Oleh: Dr. Syamsuddin Arfah, M.Si

(Anggota DPRD Provinsi Kaltara)

Pengendalian diri (self-control) bukan sekadar menahan emosi atau keinginan sesaat, tetapi juga cerminan kedewasaan dan kebijaksanaan seseorang. Dalam Islam, kekuatan sejati bukan diukur dari otot yang atletis karena suka ngegym dan fitnes atau keahlian bela diri dan senjata, tetapi dari kemampuannya menahan hawa nafsu. Rasulullah SAW bersabda, “Bukanlah orang yang kuat itu yang menang dalam pergulatan, tetapi orang yang kuat adalah yang mampu menahan jiwanya ketika marah.” (HR. Bukhari-Muslim).

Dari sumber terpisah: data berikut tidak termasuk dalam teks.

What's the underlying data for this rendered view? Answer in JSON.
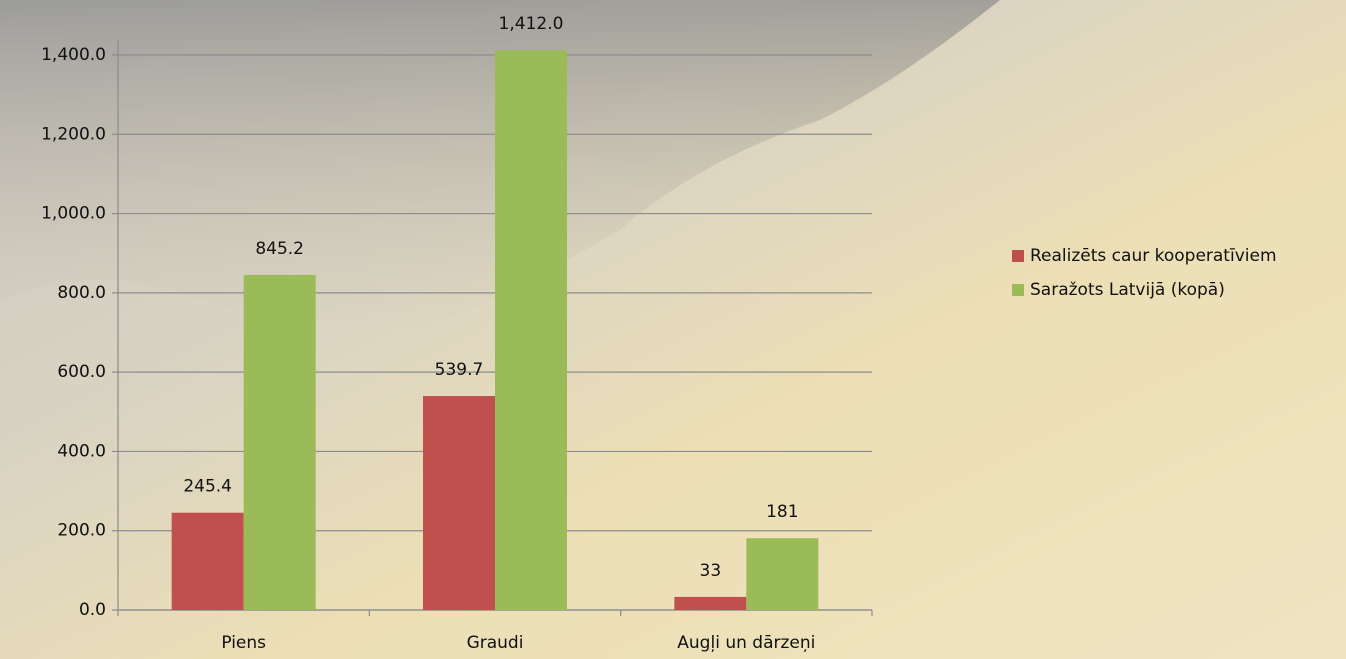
{
  "chart_data": {
    "type": "bar",
    "categories": [
      "Piens",
      "Graudi",
      "Augļi un dārzeņi"
    ],
    "series": [
      {
        "name": "Realizēts caur kooperatīviem",
        "color": "#c0504d",
        "values": [
          245.4,
          539.7,
          33
        ],
        "value_labels": [
          "245.4",
          "539.7",
          "33"
        ]
      },
      {
        "name": "Saražots Latvijā (kopā)",
        "color": "#9bbb59",
        "values": [
          845.2,
          1412.0,
          181
        ],
        "value_labels": [
          "845.2",
          "1,412.0",
          "181"
        ]
      }
    ],
    "ylim": [
      0,
      1400
    ],
    "yticks": [
      {
        "value": 0,
        "label": "0.0"
      },
      {
        "value": 200,
        "label": "200.0"
      },
      {
        "value": 400,
        "label": "400.0"
      },
      {
        "value": 600,
        "label": "600.0"
      },
      {
        "value": 800,
        "label": "800.0"
      },
      {
        "value": 1000,
        "label": "1,000.0"
      },
      {
        "value": 1200,
        "label": "1,200.0"
      },
      {
        "value": 1400,
        "label": "1,400.0"
      }
    ],
    "grid": true,
    "legend": "right"
  }
}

Dalam konteks Kalimantan Utara (Kaltara), yang dikenal sebagai Bumi Benuanta, pengendalian diri menjadi semakin penting. Daerah ini bukan hanya berbatasan langsung dengan negeri jiran, tetapi juga berada di persimpangan arus budaya, ekonomi, dan sosial yang kompleks. Ketika kendali diri melemah, dampaknya bisa meluas ke berbagai persoalan sosial, mulai dari konflik horizontal, maraknya pergaulan bebas, hingga meningkatnya kriminalitas.

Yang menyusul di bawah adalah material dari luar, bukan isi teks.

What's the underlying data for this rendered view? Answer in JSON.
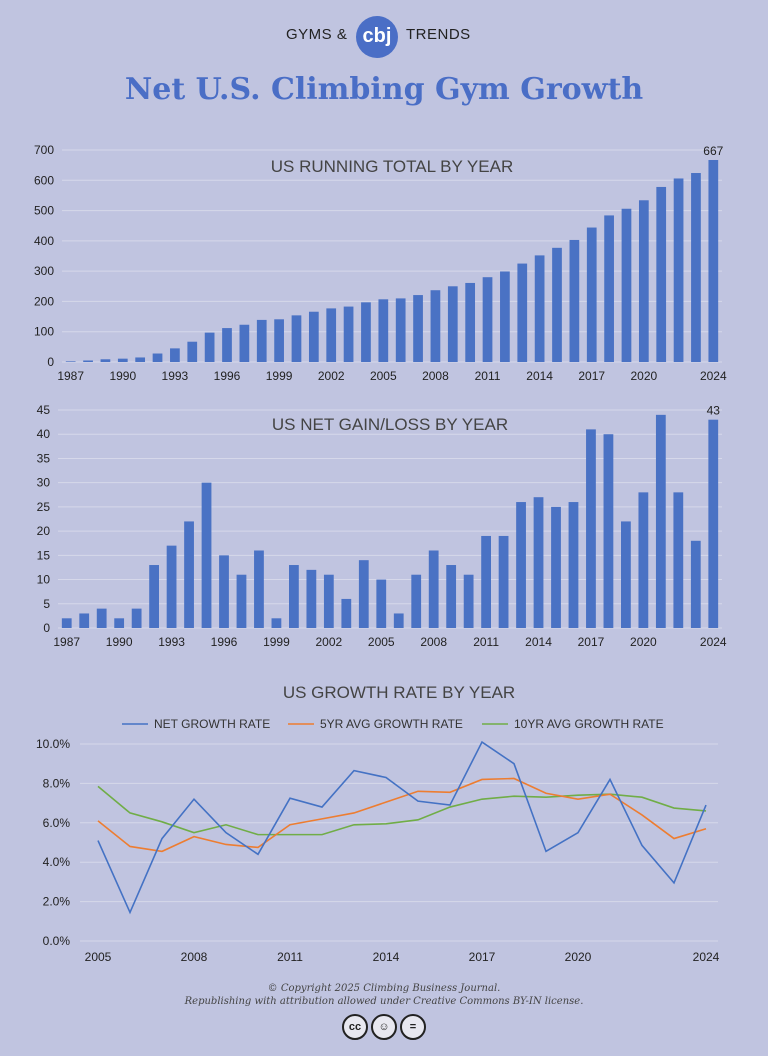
{
  "header": {
    "left": "GYMS &",
    "logo": "cbj",
    "right": "TRENDS"
  },
  "title": "Net U.S. Climbing Gym Growth",
  "footer": {
    "line1": "© Copyright 2025 Climbing Business Journal.",
    "line2": "Republishing with attribution allowed under Creative Commons BY-IN license."
  },
  "icons": [
    "cc-icon",
    "attribution-icon",
    "no-derivatives-icon"
  ],
  "colors": {
    "bar": "#4a72c4",
    "net": "#4472c4",
    "avg5": "#ed7d31",
    "avg10": "#70ad47",
    "title": "#4a6ec6"
  },
  "chart_data": [
    {
      "type": "bar",
      "title": "US RUNNING TOTAL BY YEAR",
      "x": [
        1987,
        1988,
        1989,
        1990,
        1991,
        1992,
        1993,
        1994,
        1995,
        1996,
        1997,
        1998,
        1999,
        2000,
        2001,
        2002,
        2003,
        2004,
        2005,
        2006,
        2007,
        2008,
        2009,
        2010,
        2011,
        2012,
        2013,
        2014,
        2015,
        2016,
        2017,
        2018,
        2019,
        2020,
        2021,
        2022,
        2023,
        2024
      ],
      "values": [
        2,
        5,
        9,
        11,
        15,
        28,
        45,
        67,
        97,
        112,
        123,
        139,
        141,
        154,
        166,
        177,
        183,
        197,
        207,
        210,
        221,
        237,
        250,
        261,
        280,
        299,
        325,
        352,
        377,
        403,
        444,
        484,
        506,
        534,
        578,
        606,
        624,
        667
      ],
      "ticks": [
        "1987",
        "1990",
        "1993",
        "1996",
        "1999",
        "2002",
        "2005",
        "2008",
        "2011",
        "2014",
        "2017",
        "2020",
        "2024"
      ],
      "ylim": [
        0,
        700
      ],
      "yticks": [
        "0",
        "100",
        "200",
        "300",
        "400",
        "500",
        "600",
        "700"
      ],
      "last_label": "667"
    },
    {
      "type": "bar",
      "title": "US NET GAIN/LOSS BY YEAR",
      "x": [
        1987,
        1988,
        1989,
        1990,
        1991,
        1992,
        1993,
        1994,
        1995,
        1996,
        1997,
        1998,
        1999,
        2000,
        2001,
        2002,
        2003,
        2004,
        2005,
        2006,
        2007,
        2008,
        2009,
        2010,
        2011,
        2012,
        2013,
        2014,
        2015,
        2016,
        2017,
        2018,
        2019,
        2020,
        2021,
        2022,
        2023,
        2024
      ],
      "values": [
        2,
        3,
        4,
        2,
        4,
        13,
        17,
        22,
        30,
        15,
        11,
        16,
        2,
        13,
        12,
        11,
        6,
        14,
        10,
        3,
        11,
        16,
        13,
        11,
        19,
        19,
        26,
        27,
        25,
        26,
        41,
        40,
        22,
        28,
        44,
        28,
        18,
        43
      ],
      "ticks": [
        "1987",
        "1990",
        "1993",
        "1996",
        "1999",
        "2002",
        "2005",
        "2008",
        "2011",
        "2014",
        "2017",
        "2020",
        "2024"
      ],
      "ylim": [
        0,
        45
      ],
      "yticks": [
        "0",
        "5",
        "10",
        "15",
        "20",
        "25",
        "30",
        "35",
        "40",
        "45"
      ],
      "last_label": "43"
    },
    {
      "type": "line",
      "title": "US GROWTH RATE BY YEAR",
      "x": [
        2005,
        2006,
        2007,
        2008,
        2009,
        2010,
        2011,
        2012,
        2013,
        2014,
        2015,
        2016,
        2017,
        2018,
        2019,
        2020,
        2021,
        2022,
        2023,
        2024
      ],
      "ticks": [
        "2005",
        "2008",
        "2011",
        "2014",
        "2017",
        "2020",
        "2024"
      ],
      "ylim": [
        0,
        10
      ],
      "yticks": [
        "0.0%",
        "2.0%",
        "4.0%",
        "6.0%",
        "8.0%",
        "10.0%"
      ],
      "series": [
        {
          "name": "NET GROWTH RATE",
          "color": "#4472c4",
          "values": [
            5.1,
            1.45,
            5.2,
            7.2,
            5.5,
            4.4,
            7.25,
            6.8,
            8.65,
            8.3,
            7.1,
            6.9,
            10.1,
            9.0,
            4.55,
            5.5,
            8.2,
            4.85,
            2.95,
            6.9
          ]
        },
        {
          "name": "5YR AVG GROWTH RATE",
          "color": "#ed7d31",
          "values": [
            6.1,
            4.8,
            4.55,
            5.3,
            4.9,
            4.75,
            5.9,
            6.2,
            6.5,
            7.05,
            7.6,
            7.55,
            8.2,
            8.25,
            7.5,
            7.2,
            7.45,
            6.4,
            5.2,
            5.7
          ]
        },
        {
          "name": "10YR AVG GROWTH RATE",
          "color": "#70ad47",
          "values": [
            7.85,
            6.5,
            6.05,
            5.5,
            5.9,
            5.4,
            5.4,
            5.4,
            5.9,
            5.95,
            6.15,
            6.8,
            7.2,
            7.35,
            7.3,
            7.4,
            7.45,
            7.3,
            6.75,
            6.6
          ]
        }
      ]
    }
  ]
}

Dinamika Sosial Kaltara: Ujian Besar dalam Kendali Diri
Sebagai daerah yang berkembang pesat, Kaltara menghadapi berbagai tantangan khas. Beberapa fenomena yang kini menjadi perhatian masyarakat meliputi:
1. Konflik Sosial dan Kegagalan Mengendalikan Emosi
Masyarakat Kaltara dikenal dengan jiwa kesetiakawanan dan gotong royong yang kuat. Namun, sejarah mencatat bahwa tanpa kendali diri, kesetiakawanan bisa berubah menjadi fanatisme yang berujung konflik. Peristiwa bentrokan di Tarakan pada 2010, yang dipicu oleh kesalahpahaman antarwarga, menjadi bukti bahwa emosi yang tidak terkendali dapat memicu kekacauan.
Tak hanya di tingkat masyarakat, konflik antar-aparat pun terjadi. Ketegangan antara TNI dan Polri di Tarakan beberapa hari – waktu lalu menunjukkan bahwa tanpa pengendalian diri dan komunikasi yang baik, institusi yang seharusnya menjaga ketertiban pun bisa terjebak dalam perselisihan.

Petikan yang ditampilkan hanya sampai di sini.